On ne peut se voiler la face et considérer que le monde extérieur – à commencer par l’Occident – se sent concerné de la même manière par ces deux graves crises extérieures distantes l’une de l’autre de 7000 km (à vol d’oiseau)… Consciemment ou non, le sort difficile de la population ukrainienne de Kiev – cette voisine distante d’à peine 2 000 km (par la route) de Paris…- les exactions et destructions perpétrées par les troupes de Moscou, les crimes et horreurs perpétrées, intéressent et inquiètent l’Europe, l’Amérique du Nord, infiniment plus que les actions indéfendables identiques (sinon pires) ces 17 derniers mois des forces régulières birmanes aux ordres du senior-général Min Aung Hlaing.

Et ce, même sans prendre en compte la dimension économique de ces deux sinistres parallèles … Il est vrai que le retour aux affaires des généraux birmans le 1er février 2021 ne s’est accompagné jusqu’alors d’aucune onde de choc économique extérieure ; et cela ne changera pas ces prochains mois. Alors que le séisme ukrainien ourdi depuis la capitale russe pèse de diverses manières et lourdement – en ces temps éreintant et sans fin de pandémie de Covid-19 – sur les grands équilibres alimentaires, économiques, énergétiques et financiers d’une grande partie du globe.

Relevons au passage qu’a contrario, le soutien multiforme de Pékin et de Moscou – deux paratonnerres diplomatiques acquis aux généraux birmans – à la junte demeure en cet été 2022 mouvementé total (en Ukraine comme en Birmanie), non sujet à un quelconque retournement à court – moyen (cf. visite de courtoisie du ministre chinois des Affaires étrangères en Birmanie début juillet 2022).

3/ Sur le terrain armé, doit-on craindre un nouvel embrasement dans l’état d’Arakan entre l’Arakan Army (AA) et les militaires ?

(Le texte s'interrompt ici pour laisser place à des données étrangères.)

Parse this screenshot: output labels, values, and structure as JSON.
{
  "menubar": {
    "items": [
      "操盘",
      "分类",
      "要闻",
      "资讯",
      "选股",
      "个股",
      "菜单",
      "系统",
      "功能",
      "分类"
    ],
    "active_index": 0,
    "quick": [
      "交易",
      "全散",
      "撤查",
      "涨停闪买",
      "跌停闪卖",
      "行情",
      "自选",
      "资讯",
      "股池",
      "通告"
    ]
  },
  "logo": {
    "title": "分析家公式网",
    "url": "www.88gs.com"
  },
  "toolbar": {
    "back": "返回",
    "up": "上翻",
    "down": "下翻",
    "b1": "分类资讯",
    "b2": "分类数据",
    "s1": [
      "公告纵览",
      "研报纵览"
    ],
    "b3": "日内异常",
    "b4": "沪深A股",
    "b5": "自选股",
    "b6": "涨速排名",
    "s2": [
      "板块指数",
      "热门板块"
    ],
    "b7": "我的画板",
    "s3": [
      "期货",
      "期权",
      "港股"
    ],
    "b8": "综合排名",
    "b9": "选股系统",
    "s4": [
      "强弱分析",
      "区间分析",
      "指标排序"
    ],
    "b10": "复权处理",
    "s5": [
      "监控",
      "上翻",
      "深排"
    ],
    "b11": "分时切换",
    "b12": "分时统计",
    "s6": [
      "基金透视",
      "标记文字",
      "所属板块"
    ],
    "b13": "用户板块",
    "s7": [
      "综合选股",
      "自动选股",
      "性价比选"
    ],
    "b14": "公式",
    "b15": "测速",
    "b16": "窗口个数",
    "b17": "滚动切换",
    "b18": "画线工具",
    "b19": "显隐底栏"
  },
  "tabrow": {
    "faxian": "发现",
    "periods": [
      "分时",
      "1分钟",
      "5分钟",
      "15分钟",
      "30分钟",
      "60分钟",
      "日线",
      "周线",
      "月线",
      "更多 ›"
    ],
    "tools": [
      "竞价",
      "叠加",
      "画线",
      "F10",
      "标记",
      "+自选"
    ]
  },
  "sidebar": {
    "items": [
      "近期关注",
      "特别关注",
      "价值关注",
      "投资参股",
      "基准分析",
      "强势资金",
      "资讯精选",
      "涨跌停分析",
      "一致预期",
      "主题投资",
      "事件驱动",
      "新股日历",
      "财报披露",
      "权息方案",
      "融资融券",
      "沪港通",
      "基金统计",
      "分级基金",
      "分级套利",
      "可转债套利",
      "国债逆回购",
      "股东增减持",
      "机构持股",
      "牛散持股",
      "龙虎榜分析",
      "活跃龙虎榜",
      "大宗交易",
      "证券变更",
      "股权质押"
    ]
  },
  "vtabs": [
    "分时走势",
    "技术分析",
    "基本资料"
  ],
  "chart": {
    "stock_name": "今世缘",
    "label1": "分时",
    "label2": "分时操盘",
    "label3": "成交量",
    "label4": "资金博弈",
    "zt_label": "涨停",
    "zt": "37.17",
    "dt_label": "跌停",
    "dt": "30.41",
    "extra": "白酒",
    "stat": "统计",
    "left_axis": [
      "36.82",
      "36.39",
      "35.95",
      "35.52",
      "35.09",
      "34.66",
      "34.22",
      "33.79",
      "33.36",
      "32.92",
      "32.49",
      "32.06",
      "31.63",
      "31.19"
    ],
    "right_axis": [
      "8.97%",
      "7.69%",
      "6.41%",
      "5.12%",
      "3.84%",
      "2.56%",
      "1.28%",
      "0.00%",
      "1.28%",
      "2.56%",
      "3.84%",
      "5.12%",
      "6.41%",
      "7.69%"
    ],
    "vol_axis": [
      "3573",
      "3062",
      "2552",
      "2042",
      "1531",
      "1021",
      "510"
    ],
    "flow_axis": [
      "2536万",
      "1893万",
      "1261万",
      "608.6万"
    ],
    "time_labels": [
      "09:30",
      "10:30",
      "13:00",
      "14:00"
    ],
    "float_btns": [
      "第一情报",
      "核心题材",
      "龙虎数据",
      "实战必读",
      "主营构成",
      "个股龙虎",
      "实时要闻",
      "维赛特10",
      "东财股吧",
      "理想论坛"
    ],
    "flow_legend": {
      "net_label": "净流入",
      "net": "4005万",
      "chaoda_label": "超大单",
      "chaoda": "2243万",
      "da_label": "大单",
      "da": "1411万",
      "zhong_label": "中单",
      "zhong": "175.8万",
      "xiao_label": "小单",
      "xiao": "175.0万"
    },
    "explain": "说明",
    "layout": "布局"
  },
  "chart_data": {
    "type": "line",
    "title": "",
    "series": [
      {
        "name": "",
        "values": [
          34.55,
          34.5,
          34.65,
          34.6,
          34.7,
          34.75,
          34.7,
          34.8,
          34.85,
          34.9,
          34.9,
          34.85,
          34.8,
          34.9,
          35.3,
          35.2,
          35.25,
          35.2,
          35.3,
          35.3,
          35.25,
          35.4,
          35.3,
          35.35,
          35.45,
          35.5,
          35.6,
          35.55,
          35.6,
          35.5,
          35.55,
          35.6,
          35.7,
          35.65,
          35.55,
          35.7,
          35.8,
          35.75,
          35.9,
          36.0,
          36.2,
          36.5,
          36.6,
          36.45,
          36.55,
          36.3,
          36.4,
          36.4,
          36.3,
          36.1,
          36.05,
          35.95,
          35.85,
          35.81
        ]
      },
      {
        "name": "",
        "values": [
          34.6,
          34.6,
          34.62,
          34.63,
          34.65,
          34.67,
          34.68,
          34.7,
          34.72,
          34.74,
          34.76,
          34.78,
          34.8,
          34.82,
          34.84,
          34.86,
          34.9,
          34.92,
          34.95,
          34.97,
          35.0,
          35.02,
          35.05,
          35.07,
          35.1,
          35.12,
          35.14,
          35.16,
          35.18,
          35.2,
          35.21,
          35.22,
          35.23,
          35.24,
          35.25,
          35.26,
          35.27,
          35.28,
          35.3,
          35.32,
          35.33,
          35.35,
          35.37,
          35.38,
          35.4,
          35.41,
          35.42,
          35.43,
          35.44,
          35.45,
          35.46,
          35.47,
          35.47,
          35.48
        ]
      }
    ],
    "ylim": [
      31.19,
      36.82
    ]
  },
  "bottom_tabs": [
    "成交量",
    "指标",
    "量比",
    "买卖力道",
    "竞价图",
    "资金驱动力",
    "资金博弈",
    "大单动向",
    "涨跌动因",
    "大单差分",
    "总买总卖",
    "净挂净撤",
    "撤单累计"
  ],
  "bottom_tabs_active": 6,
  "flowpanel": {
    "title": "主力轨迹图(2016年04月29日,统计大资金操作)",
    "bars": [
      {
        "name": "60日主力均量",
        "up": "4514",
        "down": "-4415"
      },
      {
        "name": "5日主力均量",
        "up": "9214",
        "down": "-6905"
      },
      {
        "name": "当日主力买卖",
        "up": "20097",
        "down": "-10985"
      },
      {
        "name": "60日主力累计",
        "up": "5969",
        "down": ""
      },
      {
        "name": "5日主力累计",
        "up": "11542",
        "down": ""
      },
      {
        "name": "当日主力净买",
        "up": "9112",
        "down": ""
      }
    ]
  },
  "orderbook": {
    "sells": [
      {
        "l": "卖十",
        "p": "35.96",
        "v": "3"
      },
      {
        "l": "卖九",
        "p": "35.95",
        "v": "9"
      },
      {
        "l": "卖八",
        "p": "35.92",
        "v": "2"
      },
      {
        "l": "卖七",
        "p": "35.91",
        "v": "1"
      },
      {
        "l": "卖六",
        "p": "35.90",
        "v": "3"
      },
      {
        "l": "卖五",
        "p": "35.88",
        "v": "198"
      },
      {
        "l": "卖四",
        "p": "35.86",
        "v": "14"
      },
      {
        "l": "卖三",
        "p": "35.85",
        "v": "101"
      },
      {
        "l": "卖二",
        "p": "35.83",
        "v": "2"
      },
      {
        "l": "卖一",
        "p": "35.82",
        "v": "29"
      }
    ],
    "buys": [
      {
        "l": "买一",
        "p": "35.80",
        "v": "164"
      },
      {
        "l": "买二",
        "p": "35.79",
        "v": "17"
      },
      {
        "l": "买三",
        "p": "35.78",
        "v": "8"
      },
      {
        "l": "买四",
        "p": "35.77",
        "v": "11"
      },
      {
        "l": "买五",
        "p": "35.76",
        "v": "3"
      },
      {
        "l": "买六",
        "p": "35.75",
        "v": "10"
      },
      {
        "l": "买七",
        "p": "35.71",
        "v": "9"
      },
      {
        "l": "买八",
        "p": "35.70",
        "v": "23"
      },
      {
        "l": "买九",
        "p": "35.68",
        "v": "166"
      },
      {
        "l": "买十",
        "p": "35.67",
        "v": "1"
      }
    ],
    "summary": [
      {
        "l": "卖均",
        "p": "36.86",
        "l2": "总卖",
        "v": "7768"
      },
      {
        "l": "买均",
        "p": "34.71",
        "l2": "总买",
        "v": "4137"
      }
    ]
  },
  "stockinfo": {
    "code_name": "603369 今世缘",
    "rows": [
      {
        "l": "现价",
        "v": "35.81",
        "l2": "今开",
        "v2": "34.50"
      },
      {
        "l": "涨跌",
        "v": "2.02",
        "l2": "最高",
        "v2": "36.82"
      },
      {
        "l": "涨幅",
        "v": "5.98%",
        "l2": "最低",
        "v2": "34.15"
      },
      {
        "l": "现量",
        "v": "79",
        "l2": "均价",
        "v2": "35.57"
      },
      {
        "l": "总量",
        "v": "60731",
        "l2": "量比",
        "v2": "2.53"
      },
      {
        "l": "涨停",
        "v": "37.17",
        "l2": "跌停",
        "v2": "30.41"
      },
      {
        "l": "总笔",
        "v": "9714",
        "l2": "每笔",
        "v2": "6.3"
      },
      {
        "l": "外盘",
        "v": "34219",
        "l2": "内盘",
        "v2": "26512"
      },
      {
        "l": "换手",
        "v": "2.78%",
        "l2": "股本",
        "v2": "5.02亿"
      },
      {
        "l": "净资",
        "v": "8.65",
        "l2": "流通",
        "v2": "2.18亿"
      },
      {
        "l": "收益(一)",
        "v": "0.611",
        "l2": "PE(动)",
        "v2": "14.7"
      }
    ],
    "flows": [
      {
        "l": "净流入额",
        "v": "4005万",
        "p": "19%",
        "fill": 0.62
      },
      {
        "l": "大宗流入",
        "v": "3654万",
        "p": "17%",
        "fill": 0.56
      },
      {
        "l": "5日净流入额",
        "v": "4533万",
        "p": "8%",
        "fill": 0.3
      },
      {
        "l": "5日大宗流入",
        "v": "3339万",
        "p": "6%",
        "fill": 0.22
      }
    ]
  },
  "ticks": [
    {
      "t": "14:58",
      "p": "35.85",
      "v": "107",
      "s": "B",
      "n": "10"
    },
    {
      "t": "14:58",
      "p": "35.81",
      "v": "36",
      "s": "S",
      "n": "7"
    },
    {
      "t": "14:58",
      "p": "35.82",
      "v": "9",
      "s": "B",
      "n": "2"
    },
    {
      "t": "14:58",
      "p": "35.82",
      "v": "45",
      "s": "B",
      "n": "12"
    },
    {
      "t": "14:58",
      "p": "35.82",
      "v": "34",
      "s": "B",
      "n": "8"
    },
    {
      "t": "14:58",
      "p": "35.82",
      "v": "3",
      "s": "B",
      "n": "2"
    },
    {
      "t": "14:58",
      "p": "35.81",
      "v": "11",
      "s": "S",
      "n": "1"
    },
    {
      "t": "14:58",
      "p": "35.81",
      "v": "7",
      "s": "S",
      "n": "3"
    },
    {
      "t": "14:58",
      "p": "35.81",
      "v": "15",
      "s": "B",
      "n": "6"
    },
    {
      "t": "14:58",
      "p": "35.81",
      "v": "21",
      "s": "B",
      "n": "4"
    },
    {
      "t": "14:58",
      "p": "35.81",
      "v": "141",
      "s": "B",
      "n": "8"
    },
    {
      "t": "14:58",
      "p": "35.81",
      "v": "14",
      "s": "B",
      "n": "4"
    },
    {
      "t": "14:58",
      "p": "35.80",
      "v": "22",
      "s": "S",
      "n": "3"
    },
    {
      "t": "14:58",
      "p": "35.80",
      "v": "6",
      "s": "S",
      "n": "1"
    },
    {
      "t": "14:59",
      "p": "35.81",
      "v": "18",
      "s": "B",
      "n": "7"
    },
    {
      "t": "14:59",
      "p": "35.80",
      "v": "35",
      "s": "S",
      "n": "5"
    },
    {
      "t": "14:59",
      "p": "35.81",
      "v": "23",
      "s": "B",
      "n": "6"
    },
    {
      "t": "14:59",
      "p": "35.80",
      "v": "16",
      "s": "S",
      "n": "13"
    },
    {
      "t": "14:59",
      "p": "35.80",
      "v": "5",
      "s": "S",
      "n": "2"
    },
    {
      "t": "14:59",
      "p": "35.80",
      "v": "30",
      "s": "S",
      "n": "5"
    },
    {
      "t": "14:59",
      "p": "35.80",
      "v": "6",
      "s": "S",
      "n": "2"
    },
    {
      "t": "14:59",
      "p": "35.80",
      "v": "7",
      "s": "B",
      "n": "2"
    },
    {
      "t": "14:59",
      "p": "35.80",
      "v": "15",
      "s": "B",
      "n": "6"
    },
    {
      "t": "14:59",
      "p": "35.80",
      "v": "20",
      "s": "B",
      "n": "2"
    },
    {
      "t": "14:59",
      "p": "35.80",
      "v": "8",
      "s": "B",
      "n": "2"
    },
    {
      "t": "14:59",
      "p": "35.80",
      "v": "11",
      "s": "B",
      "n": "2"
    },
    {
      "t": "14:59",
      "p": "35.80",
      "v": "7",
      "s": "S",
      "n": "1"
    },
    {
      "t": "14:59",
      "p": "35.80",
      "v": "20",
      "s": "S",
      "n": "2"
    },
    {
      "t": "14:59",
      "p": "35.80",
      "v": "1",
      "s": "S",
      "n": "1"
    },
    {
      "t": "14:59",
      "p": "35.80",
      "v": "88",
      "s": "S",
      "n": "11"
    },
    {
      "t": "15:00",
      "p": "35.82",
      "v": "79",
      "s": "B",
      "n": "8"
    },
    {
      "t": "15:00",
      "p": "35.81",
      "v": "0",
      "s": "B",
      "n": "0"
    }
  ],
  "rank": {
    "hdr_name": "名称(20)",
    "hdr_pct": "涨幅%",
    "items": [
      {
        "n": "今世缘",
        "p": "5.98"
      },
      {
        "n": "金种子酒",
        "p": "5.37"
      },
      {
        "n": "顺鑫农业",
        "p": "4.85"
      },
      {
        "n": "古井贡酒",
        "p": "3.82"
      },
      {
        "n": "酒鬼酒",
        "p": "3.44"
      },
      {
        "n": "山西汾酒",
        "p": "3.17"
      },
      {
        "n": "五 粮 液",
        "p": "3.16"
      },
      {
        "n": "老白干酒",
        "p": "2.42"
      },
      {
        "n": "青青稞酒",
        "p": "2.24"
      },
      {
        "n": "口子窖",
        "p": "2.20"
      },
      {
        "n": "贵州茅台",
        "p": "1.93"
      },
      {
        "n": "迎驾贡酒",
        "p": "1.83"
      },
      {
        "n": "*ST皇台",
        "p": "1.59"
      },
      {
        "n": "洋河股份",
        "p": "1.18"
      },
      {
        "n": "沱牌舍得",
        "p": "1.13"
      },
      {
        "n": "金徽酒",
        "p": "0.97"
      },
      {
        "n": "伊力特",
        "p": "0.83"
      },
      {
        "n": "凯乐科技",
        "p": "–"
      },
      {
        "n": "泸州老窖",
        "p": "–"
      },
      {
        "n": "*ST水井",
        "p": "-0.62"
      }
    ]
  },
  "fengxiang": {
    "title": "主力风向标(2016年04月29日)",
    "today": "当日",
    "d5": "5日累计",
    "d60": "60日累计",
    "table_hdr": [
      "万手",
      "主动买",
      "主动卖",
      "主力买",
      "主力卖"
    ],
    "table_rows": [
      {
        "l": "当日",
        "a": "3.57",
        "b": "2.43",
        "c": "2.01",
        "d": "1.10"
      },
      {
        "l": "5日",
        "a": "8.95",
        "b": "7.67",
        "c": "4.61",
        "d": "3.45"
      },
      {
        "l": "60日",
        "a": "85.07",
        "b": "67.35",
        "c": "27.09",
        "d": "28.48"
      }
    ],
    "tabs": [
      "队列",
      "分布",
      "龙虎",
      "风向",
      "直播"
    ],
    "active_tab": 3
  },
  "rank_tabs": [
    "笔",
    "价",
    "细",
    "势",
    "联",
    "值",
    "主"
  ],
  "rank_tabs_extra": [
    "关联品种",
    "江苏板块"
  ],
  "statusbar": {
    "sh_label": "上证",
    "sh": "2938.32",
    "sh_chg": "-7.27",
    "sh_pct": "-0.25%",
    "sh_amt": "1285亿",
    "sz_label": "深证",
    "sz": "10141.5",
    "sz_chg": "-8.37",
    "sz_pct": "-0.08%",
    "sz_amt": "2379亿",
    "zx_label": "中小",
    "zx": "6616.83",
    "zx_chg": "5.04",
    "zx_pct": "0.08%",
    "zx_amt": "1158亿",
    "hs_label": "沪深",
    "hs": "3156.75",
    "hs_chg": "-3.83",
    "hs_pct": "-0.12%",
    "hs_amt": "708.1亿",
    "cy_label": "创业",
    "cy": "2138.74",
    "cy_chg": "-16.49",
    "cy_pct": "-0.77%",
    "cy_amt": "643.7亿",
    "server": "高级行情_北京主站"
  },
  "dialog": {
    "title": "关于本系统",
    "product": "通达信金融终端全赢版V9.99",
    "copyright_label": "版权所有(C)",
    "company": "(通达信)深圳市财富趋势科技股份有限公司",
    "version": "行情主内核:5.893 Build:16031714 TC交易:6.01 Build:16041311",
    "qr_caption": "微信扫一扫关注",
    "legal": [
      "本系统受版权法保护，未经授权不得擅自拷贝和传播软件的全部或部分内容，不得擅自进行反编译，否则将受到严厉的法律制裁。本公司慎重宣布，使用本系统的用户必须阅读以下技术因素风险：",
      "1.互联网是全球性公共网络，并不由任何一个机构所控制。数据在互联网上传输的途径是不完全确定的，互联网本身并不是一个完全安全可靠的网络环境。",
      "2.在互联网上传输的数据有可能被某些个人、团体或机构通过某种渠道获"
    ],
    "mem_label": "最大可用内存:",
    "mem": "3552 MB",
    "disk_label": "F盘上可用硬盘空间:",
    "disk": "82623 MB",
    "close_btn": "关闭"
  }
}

En amont du scrutin général de novembre 2020 – remporté dans les grands largeurs par la Ligue nationale pour la démocratie (LND) d’Aung San Suu Kyi (dont le sort difficile ne semble guère plus émouvoir grand monde dans le monde développé, y compris dans les grandes capitales démocratiques occidentales) -, l’armée birmane aux ordres de Min Aung Hlaing et l’Arakan Army (AA) avaient convenu de l’opportunité d’un cessez-le-feu bilatéral, éloignant ainsi temporairement le sensible ouest birman (cf. théâtre de la crise des Rohingyas depuis 2017) de possibles développements armés, alors que se profilait donc l’important rendez-vous électoral évoqué en début de paragraphe.

Après un an et demi de maintien peu ou prou sérieux, cette fragile trêve régionale semble désormais bien ténue, le risque de dégradations à court terme entre les belligérants bien réels, les augures sombres. Du reste, le mois écoulé n’a-t-il pas vu les prémices d’une nouvelle phase de confrontation violente à venir entre l’armée régulière et les troupes composites de l’AA[4] (aux effectifs difficiles à évaluer aujourd’hui, mais s’élevant possiblement a minima en milliers d’hommes) ?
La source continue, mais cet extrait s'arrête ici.